Configure the final output and execution settings in the Run Analysis card:

• Export Format: Choose to export results as CSV (for easy plotting) or HDF5 (for large datasets/archival).
• Frame Selection: Specify the Start Frame and End Frame to analyze a specific subset of your trajectory.
• Run Analysis: Click the "Run Analysis" button to start the computations. Progress will be displayed in the bar below.
• Write Files: Once the analysis is complete, click "Write Files" to save the results to disk.

Built with

• emacs - An extensible, customizable, free/libre text editor — and more.

Authors

• Isaías Rodríguez - Corresponding Author - Isurwars isurwars@gmail.com
• Salvador Villareal Lopez Rebuelta salvadorvillarreallr@gmail.com
• Renela M. Valladares renelavalladares@gmail.com
• Alexander Valladares valladar@ciencias.unam.mx
• David Hinojosa-Romero david18_hr@ciencias.unam.mx
• Ulises Santiago
• Ariel A. Valladares valladar@unam.mx

License

This project is licensed under the MIT License - see the LICENSE file for details

Acknowledgments

I.R. acknowledge PAPIIT, DGAPA-UNAM for his postdoctoral fellowship. D.H.R. acknowledge Consejo Nacional de Ciencia y Tecnología (CONACyT) for supporting his graduate studies.
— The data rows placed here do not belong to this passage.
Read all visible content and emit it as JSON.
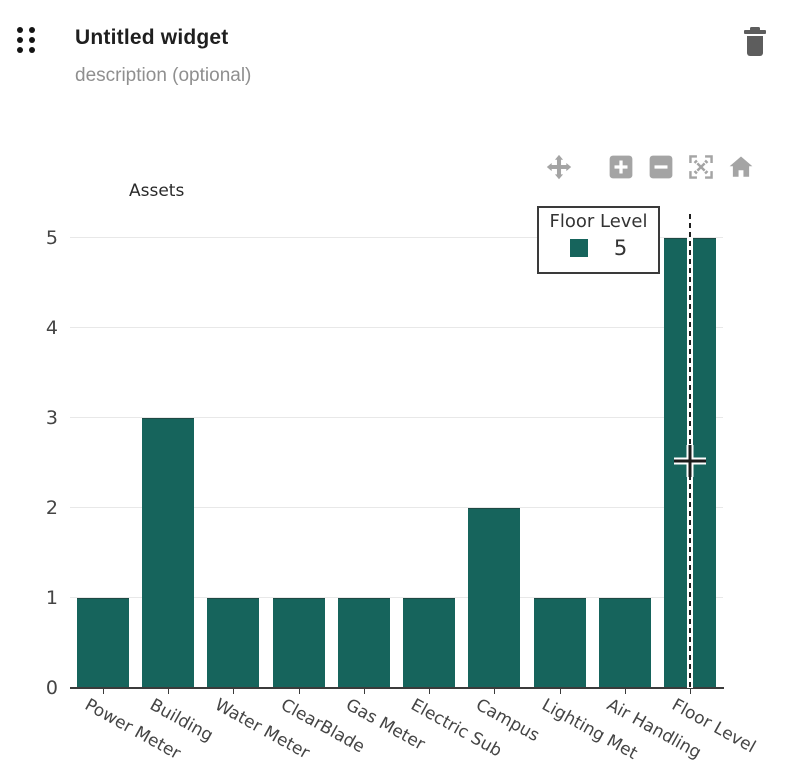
{
  "header": {
    "title": "Untitled widget",
    "description_placeholder": "description (optional)"
  },
  "icons": {
    "drag_handle": "six-dots-grid",
    "delete": "trash-can",
    "modebar": [
      "pan-arrows",
      "zoom-in-square",
      "zoom-out-square",
      "autoscale-expand",
      "home"
    ],
    "cursor": "crosshair-plus"
  },
  "legend": {
    "items": [
      {
        "label": "Assets",
        "color": "#16645C"
      }
    ]
  },
  "tooltip": {
    "title": "Floor Level",
    "value": "5",
    "swatch_color": "#16645C"
  },
  "colors": {
    "bar": "#16645C",
    "axis_text": "#444444",
    "gridline": "#e8e8e8",
    "axis_line": "#3b3b3b",
    "modebar_icon": "#a4a4a4",
    "title_text": "#1f1f1f",
    "subtitle_text": "#8f8f8f",
    "trash_icon": "#5d5d5d",
    "tooltip_border": "#3a3a3a"
  },
  "chart_data": {
    "type": "bar",
    "title": "",
    "series_name": "Assets",
    "categories": [
      "Power Meter",
      "Building",
      "Water Meter",
      "ClearBlade",
      "Gas Meter",
      "Electric Sub",
      "Campus",
      "Lighting Met",
      "Air Handling",
      "Floor Level"
    ],
    "values": [
      1,
      3,
      1,
      1,
      1,
      1,
      2,
      1,
      1,
      5
    ],
    "xlabel": "",
    "ylabel": "",
    "yticks": [
      0,
      1,
      2,
      3,
      4,
      5
    ],
    "ylim": [
      0,
      5.27
    ],
    "grid": true,
    "legend_position": "top-left",
    "bar_color": "#16645C",
    "x_label_rotation_deg": 29,
    "hover": {
      "category": "Floor Level",
      "value": 5,
      "hovered_index": 9
    }
  }
}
A.A.V., R.M.V., and A.V. thank DGAPA-UNAM for continued financial support to carry out research projects under Grant No. IN104617, IN116520 and IIN118223. M. T. Vázquez and O. Jiménez provided the information requested. A. López and A. Pompa helped with the maintenance and support of the supercomputer in IIM-UNAM. Simulations were partially carried out in the Supercomputing Center of DGTIC-UNAM. I.R. would like to express his gratitude to F. B. Quiroga, M. A. Carrillo, R. S. Vilchis, S. Villareal and A. de Leon, for their time invested in testing the code, as well as the structures provided for benchmarks and tests.